A meta-analysis of studies about pre- and periconceptional multivitamin use and congenital malformations also reported a protective effect of multivitamins containing folic acid against neural tube defects, with an odds ratio (OR) of 0.67 (95% CI, 0.58 to 0.77) in case–control studies and an OR of 0.52 (CI, 0.39 to 0.69) in RCTs and cohort studies. In 1995, Shaw and coworkers (9) did a case–control study and reported an OR of 0.65 (CI, 0.45 to 0.94) for use of supplements containing folic acid 3 months before conception and an OR of 0.60 (CI, 0.46 to 0.79) for use 3 months after. A smaller study that adjusted for dietary folic acid intake reported an OR of 0.55 (CI, 0.25 to 1.22) for regular users and an OR of 0.92 (CI, 0.55 to 1.55) for some use of supplements containing folic acid, but neither of these findings was statistically significant (4).
Data from the 2001–2002 NHANES (National Health and Nutrition Examination Survey), limited to nonpregnant female participants from age 15 to 49 years, indicate that 8% of women consumed 400 μg/d or more of folic acid from fortified foods, and 26% of women took 400 μg/d or more of folic acid through supplements within the previous month (10). Therefore, 34.3% of women of reproductive age consumed 400 μg/d or more through a combination of fortified foods and supplements. Recently, the 2007 March of Dimes Gallup survey used a random digit–dialed telephone interview of women of childbearing age to assess folic acid intake. Of this sample, 40% reported taking folic acid daily, compared with 32% in 2003, 40% in 2004, and 33% in 2005. When stratified by age, 47% of women from age 25 to 34 years reported taking a daily supplement with folic acid compared with 30% of women age 18 to 24 years (11). A recent study using NHANES data reported decreases in folic acid intake by women of childbearing age. The authors hypothesized that this was due to a reduction in fortification levels and the popularity of low-carbohydrate diets that are deficient in foods fortified with folic acid (12).

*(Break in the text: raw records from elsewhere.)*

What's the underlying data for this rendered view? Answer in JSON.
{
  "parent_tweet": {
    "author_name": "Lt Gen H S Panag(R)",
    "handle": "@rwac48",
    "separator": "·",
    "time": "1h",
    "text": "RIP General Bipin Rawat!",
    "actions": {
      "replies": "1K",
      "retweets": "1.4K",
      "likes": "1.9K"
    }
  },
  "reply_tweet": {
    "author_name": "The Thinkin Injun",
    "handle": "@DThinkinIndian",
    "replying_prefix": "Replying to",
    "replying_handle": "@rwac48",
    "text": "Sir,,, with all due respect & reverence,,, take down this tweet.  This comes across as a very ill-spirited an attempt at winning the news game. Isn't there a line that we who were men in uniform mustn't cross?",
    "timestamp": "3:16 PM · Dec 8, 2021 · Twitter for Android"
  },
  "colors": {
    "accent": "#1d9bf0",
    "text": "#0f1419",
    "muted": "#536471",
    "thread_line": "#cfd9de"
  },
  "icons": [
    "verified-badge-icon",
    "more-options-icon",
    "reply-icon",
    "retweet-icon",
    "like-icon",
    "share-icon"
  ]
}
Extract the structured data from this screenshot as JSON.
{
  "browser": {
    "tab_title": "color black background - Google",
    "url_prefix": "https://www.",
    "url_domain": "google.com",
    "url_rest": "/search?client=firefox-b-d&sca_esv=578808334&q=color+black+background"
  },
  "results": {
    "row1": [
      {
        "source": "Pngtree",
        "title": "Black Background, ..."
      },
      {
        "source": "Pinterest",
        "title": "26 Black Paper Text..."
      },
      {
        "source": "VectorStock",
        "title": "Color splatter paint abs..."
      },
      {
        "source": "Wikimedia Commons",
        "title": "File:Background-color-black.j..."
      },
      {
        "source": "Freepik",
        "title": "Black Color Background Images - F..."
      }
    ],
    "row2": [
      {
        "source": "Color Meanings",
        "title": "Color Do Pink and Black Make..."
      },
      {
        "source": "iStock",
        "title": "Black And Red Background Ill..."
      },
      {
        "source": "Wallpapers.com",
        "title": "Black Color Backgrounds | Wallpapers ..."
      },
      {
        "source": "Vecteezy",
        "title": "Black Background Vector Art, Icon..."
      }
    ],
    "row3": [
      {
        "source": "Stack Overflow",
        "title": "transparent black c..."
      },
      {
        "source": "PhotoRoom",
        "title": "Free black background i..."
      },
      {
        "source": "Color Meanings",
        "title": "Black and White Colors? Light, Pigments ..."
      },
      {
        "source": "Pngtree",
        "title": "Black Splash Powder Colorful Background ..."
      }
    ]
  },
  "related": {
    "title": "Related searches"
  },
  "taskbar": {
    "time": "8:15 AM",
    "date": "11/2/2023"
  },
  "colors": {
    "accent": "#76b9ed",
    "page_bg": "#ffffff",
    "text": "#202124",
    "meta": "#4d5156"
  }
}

The USPSTF found adequate evidence that folic acid from supplementation at usual doses is not associated with serious harms. Previous concerns, discussed in the 1996 USPSTF recommendation, about potential harms related to folic acid supplementation (particularly in light of mandatory food fortification ) focused on several hypothesized areas: the masking of symptoms of vitamin B12 deficiency and consequent neurologic complications, drug interactions, allergic reactions, carcinogenic effects, and effects on the rate of twinning (14). In its current review, the USPSTF found no evidence on drug interactions, allergic reactions, or carcinogenic effects.
The USPSTF also found no clear, consistent evidence that preconceptional folic acid use results in an increased rate of twinning. Many studies with methodological problems posit an association between folic acid and twinning; however, most of these studies did not appropriately adjust for fertility interventions, an important confounder. In a 2005 retrospective cohort study, Vollset and colleagues (15) suggest that the association of folic acid supplementation with twinning is the result of confounding by infertility treatment and by differential reporting of folic acid use. This study examined the association between risk for twinning in 176 042 women and exposure to a multivitamin or folic acid supplementation before or during pregnancy. After adjustment for age and parity, the authors reported an OR of 1.59 (CI, 1.41 to 1.78) for twin delivery after preconceptional folic acid supplementation. After accounting for the underreporting of folic acid use and in vitro fertilization, the OR for twin delivery after preconceptional supplementation decreased to 1.02 (CI, 0.85 to 1.24) and was no longer statistically significantly greater than the risk for women who did not take folic acid.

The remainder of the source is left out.